(Québec) Le Québec est une maison dont le propriétaire ne cesse d’investir en entretien, seulement pour voir l’état des gouttières, du toit et de la fondation se détériorer.

L’image est forte, mais c’est ce qui ressort du dernier Plan québécois des infrastructures (PQI) dévoilé mardi. Québec injecte des sommes records dans l’entretien de ses infrastructures, mais leur état se dégrade.

L’État estime que 44 % des routes, des écoles ou encore des hôpitaux sont en mauvais état. Cette proportion était à 40 % il y a tout juste un an. En 2018, le gouvernement calculait que 31 % de ses infrastructures étaient en mauvais état. La tendance est claire.

« On a un enjeu. Mais on met des sommes importantes pour y répondre. Ça va prendre un certain temps », prévient le ministre des Infrastructures, Jonatan Julien.

Sans surprise, la somme que Québec devra dépenser dans les prochaines années pour seulement entretenir ses avoirs augmente encore. Le déficit de maintien d’actifs (DMA) était de 30,6 milliards au PQI l’année dernière, il grimpe à 34,9 milliards cette année.

La détérioration du parc immobilier et des routes au Québec survient alors que l’État injecte des sommes records dans les infrastructures. Le PQI 2023-2033 prévoit 150 milliards d’investissements (de cette somme, 81 milliards iront dans le maintien des actifs, le reste dans de nouveaux projets). C’est une hausse fulgurante de près de 50 milliards par rapport au PQI 2018-2028.

Le gouvernement tente d’expliquer la détérioration de ses actifs notamment « en raison d’une nouvelle évaluation plus exhaustive des besoins » dans le secteur de la santé, où la proportion des infrastructures en bon état est passée de 87 % à 76 %.

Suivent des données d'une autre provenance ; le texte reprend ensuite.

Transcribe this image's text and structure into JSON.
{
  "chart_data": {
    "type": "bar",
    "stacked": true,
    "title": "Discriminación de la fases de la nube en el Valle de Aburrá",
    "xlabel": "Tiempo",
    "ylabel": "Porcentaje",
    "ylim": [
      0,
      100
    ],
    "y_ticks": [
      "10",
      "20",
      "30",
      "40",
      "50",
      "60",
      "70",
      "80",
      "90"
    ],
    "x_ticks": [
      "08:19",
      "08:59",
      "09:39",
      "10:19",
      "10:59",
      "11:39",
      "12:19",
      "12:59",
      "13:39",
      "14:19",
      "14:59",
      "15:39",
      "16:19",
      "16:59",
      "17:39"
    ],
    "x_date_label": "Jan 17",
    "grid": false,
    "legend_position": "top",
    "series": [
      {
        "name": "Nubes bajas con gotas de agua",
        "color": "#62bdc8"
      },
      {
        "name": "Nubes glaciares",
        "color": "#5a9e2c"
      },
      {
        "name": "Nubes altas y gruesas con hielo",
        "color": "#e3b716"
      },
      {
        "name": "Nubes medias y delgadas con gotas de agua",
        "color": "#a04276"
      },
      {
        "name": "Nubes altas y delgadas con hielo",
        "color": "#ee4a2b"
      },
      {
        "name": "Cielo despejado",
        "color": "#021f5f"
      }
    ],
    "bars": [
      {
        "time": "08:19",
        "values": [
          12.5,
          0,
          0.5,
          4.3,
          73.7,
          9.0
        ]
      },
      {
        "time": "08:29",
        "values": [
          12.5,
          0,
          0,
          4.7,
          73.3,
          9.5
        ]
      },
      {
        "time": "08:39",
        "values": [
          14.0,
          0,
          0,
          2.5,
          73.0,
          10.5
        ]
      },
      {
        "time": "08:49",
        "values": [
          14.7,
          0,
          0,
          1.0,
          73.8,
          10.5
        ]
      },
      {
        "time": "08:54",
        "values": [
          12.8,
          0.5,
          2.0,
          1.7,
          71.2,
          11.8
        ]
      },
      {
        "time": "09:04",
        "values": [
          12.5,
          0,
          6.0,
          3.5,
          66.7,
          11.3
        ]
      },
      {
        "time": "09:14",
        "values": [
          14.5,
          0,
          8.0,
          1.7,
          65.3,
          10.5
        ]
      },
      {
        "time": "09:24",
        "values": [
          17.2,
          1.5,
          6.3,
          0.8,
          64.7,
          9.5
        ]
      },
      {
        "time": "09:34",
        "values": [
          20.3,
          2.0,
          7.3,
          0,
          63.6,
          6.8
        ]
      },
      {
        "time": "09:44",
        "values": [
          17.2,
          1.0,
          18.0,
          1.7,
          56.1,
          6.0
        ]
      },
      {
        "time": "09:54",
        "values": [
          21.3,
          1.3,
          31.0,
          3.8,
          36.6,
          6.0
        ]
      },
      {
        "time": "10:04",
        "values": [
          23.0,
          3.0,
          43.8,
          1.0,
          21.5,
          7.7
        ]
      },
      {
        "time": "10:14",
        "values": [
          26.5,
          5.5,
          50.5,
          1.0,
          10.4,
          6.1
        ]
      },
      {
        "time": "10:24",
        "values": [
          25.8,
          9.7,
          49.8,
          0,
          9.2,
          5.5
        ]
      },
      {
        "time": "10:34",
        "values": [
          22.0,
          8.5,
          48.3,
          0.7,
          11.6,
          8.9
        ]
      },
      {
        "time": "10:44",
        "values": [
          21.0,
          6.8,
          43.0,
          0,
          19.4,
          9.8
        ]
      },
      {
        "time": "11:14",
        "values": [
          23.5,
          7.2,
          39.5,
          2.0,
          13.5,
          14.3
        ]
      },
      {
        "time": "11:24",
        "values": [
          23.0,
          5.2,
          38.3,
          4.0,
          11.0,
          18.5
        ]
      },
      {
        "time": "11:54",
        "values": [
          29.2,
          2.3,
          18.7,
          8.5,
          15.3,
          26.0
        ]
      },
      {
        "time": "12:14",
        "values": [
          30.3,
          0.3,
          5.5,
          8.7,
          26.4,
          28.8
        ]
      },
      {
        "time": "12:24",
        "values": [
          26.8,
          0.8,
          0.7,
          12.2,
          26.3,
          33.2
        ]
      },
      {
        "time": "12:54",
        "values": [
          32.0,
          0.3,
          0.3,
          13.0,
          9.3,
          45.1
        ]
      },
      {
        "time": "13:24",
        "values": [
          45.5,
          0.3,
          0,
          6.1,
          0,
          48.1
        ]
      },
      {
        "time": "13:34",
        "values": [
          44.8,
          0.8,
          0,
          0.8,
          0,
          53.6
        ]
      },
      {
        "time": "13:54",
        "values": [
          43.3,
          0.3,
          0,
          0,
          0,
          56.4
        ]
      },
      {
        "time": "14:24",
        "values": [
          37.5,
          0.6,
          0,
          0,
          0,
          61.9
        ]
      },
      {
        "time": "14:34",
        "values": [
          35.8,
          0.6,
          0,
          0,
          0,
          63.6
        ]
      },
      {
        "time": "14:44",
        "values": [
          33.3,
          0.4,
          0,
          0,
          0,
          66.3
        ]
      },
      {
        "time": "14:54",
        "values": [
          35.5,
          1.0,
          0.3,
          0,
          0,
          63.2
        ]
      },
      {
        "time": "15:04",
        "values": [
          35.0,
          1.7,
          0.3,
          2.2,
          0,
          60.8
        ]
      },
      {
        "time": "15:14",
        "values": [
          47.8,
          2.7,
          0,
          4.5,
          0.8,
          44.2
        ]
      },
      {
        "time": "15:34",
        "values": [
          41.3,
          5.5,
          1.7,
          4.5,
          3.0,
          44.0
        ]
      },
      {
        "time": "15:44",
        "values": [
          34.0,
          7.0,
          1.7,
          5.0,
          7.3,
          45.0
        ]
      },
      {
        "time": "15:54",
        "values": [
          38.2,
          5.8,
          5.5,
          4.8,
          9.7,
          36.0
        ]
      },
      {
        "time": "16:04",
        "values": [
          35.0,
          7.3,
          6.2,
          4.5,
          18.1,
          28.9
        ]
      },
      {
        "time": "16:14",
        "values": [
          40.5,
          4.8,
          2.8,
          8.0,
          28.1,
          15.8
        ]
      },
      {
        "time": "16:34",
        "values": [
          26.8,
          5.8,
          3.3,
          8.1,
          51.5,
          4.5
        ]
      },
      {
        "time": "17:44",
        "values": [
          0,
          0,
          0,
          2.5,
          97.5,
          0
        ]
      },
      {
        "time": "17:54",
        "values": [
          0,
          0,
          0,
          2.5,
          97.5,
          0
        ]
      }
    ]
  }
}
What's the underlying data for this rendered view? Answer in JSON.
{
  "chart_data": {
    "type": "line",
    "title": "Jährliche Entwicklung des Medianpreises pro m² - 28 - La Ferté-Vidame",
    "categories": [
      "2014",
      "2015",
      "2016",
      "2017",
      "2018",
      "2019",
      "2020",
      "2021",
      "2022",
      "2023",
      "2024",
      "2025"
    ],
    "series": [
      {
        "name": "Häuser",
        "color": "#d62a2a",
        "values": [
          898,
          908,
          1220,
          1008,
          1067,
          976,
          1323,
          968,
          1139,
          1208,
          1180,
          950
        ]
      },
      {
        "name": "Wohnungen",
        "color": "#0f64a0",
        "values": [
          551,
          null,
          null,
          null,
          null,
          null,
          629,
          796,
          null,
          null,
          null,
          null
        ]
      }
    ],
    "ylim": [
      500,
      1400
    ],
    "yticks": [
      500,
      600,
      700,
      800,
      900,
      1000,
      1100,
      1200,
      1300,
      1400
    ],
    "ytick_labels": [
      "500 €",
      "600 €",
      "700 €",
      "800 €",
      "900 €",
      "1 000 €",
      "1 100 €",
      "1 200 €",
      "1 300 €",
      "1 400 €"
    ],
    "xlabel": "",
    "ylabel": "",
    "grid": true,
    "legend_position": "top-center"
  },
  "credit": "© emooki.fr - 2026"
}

L’inflation est aussi en cause. Les immeubles sont considérés comme en mauvais état lorsque des travaux estimés à plus de 15 % de leur valeur sont nécessaires. Or, le coût des travaux a explosé avec la surchauffe dans l’industrie de la construction, ce qui a fait basculer certains actifs dans la catégorie « mauvais état ».

Des sommes prévues pour le troisième lien

Comme toujours, les routes pèsent lourd dans le déficit de maintien d’actifs. Le secteur routier représente 58 % du DMA total, alors même que le gouvernement envisage d’importants nouveaux projets.

Le fameux tunnel autoroutier entre Québec et Lévis est toujours marqué « en planification » dans le PQI. Aucune somme n’a été inscrite au Plan pour ce projet que le gouvernement de la CAQ avait déjà estimé à près de 10 milliards dans une version préliminaire.

Selon le ministre Julien, des sommes sont bel et bien prévues pour le tunnel dans le PQI. Elles ne sont simplement pas dévoilées en prévision de futurs appels d’offres.

« En bons pères de famille, ce qu’on a décidé de faire, c’est de provisionner avant même le dossier d’affaires qui implique le déclenchement automatique d’une somme au PQI, a-t-il dit. On provisionne chaque année pour le tunnel Québec-Lévis ou le tramway, pour éviter un choc lors du dépôt du dossier d’affaires. »

« Naturellement on ne mentionne pas les sommes pour s’assurer que le jeu de la concurrence ait lieu lors des appels d’offres. »

Quant au projet de tramway de Québec, le PQI indique que des sommes de 237,4 millions ont été déboursées par l’État l’année dernière.

Le PQI prévoit également 2,3 milliards pour « l’agrandissement et le réaménagement d’hôpitaux ainsi que la reconstruction de CHSLD vétustes en Maisons des aînés », ainsi que 2,4 milliards destinés à la réalisation de projets d’ajouts de classes et de réfection d’écoles.

Les sommes prévues pour le secteur de l’éducation ont par ailleurs plus que doublé au PQI depuis 2018, passant de 9 à 22,2 milliards. Il faut dire que les écoles sont particulièrement touchées par la dégradation des infrastructures.

Le ministère de l’Éducation visait dans son plan stratégique 2019-2023 atteindre le seuil de 50 % de son parc immobilier en « bon état ». Or, 61 % de son parc – constitué notamment d’écoles – est considéré aujourd’hui comme en mauvais ou en très mauvais état.